Pour un laïque français, ce genre de polémique n’a guère d’importance. On peut juger l’homme, à ses positions, ses proclamations, ses actes. Le “procès en sainteté” se positionne sur une tout autre démarche, à mon avis. Il serait donc présomptueux et inadéquat de donner son sentiment là-dessus.
Pour Pie XII, en raison de zones d’ombre qui peuvent jouer en sa défaveur, ou au contraire le découvrir sous un jour bien plus humain et fraternel, il est bien difficile faute d’études historiques complètes de se prononcer sur ses véritables démarches, ou son indifférence.

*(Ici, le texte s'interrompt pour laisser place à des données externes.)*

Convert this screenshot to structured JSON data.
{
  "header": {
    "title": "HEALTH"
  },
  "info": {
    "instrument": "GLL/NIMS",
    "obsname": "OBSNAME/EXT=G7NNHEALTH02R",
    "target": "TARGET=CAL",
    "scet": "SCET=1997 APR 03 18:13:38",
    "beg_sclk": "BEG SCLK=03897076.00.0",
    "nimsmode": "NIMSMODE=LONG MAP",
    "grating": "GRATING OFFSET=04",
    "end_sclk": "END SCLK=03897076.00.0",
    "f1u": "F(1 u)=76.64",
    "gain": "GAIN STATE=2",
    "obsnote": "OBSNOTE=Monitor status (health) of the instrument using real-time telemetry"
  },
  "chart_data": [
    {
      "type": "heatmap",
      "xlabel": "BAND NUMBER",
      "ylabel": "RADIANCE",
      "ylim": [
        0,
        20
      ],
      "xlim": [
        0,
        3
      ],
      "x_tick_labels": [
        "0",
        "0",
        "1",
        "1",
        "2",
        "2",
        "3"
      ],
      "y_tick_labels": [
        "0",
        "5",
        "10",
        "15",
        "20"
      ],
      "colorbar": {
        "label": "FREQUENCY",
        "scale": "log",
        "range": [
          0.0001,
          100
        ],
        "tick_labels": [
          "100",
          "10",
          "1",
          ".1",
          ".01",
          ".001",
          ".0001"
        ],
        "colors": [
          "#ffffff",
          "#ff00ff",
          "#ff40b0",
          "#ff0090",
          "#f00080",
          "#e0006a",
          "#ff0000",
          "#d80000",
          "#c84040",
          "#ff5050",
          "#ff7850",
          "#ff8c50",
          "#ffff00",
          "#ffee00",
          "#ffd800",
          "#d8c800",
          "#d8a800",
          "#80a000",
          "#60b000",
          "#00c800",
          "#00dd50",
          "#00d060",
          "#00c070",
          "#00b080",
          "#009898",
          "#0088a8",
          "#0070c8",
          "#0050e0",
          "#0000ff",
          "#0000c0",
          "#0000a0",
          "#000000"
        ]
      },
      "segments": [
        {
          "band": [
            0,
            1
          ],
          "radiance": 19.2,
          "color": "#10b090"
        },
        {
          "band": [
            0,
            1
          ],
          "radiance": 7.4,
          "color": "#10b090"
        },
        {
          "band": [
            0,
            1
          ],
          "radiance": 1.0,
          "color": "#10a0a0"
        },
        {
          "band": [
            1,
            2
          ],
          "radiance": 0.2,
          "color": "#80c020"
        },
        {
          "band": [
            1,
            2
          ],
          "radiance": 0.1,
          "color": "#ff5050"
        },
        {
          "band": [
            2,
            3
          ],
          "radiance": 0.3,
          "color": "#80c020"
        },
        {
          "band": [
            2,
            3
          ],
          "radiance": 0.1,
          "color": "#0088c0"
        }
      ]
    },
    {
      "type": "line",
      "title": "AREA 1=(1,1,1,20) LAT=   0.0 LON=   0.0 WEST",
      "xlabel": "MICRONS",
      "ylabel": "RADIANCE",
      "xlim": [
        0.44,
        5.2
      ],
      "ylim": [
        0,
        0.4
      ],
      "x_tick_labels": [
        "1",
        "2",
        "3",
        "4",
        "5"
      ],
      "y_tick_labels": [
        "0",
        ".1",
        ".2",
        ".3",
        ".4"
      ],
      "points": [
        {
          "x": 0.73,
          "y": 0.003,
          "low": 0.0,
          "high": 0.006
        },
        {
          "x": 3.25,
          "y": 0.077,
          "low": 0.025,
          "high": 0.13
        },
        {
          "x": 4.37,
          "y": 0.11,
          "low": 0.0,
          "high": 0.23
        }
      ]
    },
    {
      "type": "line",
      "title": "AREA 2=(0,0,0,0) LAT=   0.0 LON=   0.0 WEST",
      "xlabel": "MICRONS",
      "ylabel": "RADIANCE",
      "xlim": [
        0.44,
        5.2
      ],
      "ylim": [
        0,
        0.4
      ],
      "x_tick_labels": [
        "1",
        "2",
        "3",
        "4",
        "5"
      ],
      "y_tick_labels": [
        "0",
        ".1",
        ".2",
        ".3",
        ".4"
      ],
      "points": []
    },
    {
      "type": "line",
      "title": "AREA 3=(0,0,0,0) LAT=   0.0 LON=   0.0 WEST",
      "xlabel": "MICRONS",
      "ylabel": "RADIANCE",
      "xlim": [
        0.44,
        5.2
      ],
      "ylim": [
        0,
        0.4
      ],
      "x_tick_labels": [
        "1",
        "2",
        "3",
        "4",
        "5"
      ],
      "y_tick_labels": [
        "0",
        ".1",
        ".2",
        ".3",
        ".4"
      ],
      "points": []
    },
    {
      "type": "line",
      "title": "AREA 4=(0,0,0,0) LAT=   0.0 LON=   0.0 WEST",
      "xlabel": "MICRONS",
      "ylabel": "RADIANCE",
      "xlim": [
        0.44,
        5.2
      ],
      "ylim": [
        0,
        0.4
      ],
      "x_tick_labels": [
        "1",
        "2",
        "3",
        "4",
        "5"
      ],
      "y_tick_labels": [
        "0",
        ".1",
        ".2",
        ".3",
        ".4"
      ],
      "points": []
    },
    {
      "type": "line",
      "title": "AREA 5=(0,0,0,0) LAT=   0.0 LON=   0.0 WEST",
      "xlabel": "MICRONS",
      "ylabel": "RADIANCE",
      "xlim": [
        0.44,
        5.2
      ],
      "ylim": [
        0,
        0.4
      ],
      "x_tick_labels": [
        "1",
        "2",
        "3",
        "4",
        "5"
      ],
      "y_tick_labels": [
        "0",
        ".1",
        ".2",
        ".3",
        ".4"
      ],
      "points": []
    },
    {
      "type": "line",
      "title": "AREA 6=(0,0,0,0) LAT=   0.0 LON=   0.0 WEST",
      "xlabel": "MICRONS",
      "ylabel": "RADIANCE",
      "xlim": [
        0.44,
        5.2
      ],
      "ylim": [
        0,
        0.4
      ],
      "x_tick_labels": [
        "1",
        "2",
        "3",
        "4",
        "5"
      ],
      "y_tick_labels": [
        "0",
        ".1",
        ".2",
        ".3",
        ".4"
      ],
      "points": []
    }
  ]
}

Peut-être certaines archives du Vatican ne sont-elles pas encore accessibles à tous, qui apporteraient une lumière nouvelle sur son bilan. Le procès en canonisation sera peut-être l’occasion de les découvrir.
Peut-être !
Quant à Jean-Paul II, son esprit rétrograde, loué par le présent pape dont on ne peut pas affirmer qu’il facilite la régularisation de certains dossiers extrêmement douloureux, ne fait guère de doute. Les deux hommes étaient amis, au point qu’il s’est chuchoté que nombres de décisions du plus ancien devaient beaucoup aux plaidoiries du second, l’ex-Panzercardinal.
On peut en conclure pour le moment, sauf révélations favorables à l’un ou l’autre, que ces deux hommes ne peuvent guère figurer parmi les préférés de nos contemporains. Pour la question de la proclamation de leur « sainteté », ce n’est guère plus intéressant que la dernière promotion de la Légion d’Honneur : ce colifichet a tellement été ridiculisé par son Grand-Maître actuel, en raison des noms des récipiendaires (ô quel beau nom pour des outres vides!) les plus récents, que le refuser est aujourd’hui une question d’honneur.